Some pictures from the trip:
^ Leaving Port Angeles WA on the ferry.
^ I was the second to last "wait list" car to get on board the ferry, which made for a nice picture of my car at the back of the ship's hold.
In Victoria I camped at an RV park just outside of the city. I had a blast driving the curving, narrow roads in the hills around Victoria in the rain: many kilometers of roads with no straight sections nor any level sections at all
, with traffic moving at twice the 30 km/h speed limit. Put my well-honed Colorado mountain driving skills to the test! I got a chance to visit The Butchart Gardens, a goal of the trip. It was raining but they supply umbrellas to visitors, a nice touch. The rain did stop while I was there and the gardens were well worth the visit and cost. A couple of pictures that barely scratch the surface of the gardens:
I spent three nights at Ocean Village Resort on Mackenzie Beach in Tofino BC. The resort had EV charging:
^ The charging included a Clipper Creek J1772 and a Tesla EVSE. This was necessary for me to get my small battery S-60 back to the Nanaimo BC Supercharger Station. (As some here already know, Tesla supplies these charge stations to hotels and other destinations for free — yes, even the Clipper Creek J1772 for all EVs to use.)

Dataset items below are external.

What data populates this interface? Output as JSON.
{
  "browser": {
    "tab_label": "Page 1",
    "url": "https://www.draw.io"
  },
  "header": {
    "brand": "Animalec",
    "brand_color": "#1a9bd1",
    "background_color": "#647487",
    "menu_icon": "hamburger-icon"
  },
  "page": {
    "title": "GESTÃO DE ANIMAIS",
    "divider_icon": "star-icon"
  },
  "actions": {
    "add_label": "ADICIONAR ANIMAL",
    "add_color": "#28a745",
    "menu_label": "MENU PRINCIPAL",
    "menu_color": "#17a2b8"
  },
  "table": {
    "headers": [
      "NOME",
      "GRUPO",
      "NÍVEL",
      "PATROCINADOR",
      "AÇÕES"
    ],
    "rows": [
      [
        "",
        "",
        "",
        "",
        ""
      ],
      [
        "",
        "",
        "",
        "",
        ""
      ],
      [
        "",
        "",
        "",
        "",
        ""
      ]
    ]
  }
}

^ Mackenzie Beach at Tofino. I lucked out with the weather and had sun my first day and just a few brief rain showers the second day, albeit with grey skies. It was sunny again the morning I left for Vancouver so I took another long walk on the beach before heading back to Nanaimo for the ferry.
^ High tide.
^Low tide — it was quite a change!
I managed to collect some Supercharger Stations in the Vancouver area, including Whistler and Squamish; the latter is a town on a fijord at the base of a glacial cliff with a waterfall and the geology is reminiscent of Yosemite. Very scenic. It took more than 80 minutes to cross the border back to the USA since I don't have a Nexus pass. Of course I chose the wrong line: if you head south toward the border at Vancouver and don't have a pass for the Nexus line, be sure to stay in the left lane — it gets easier access to more border kiosks.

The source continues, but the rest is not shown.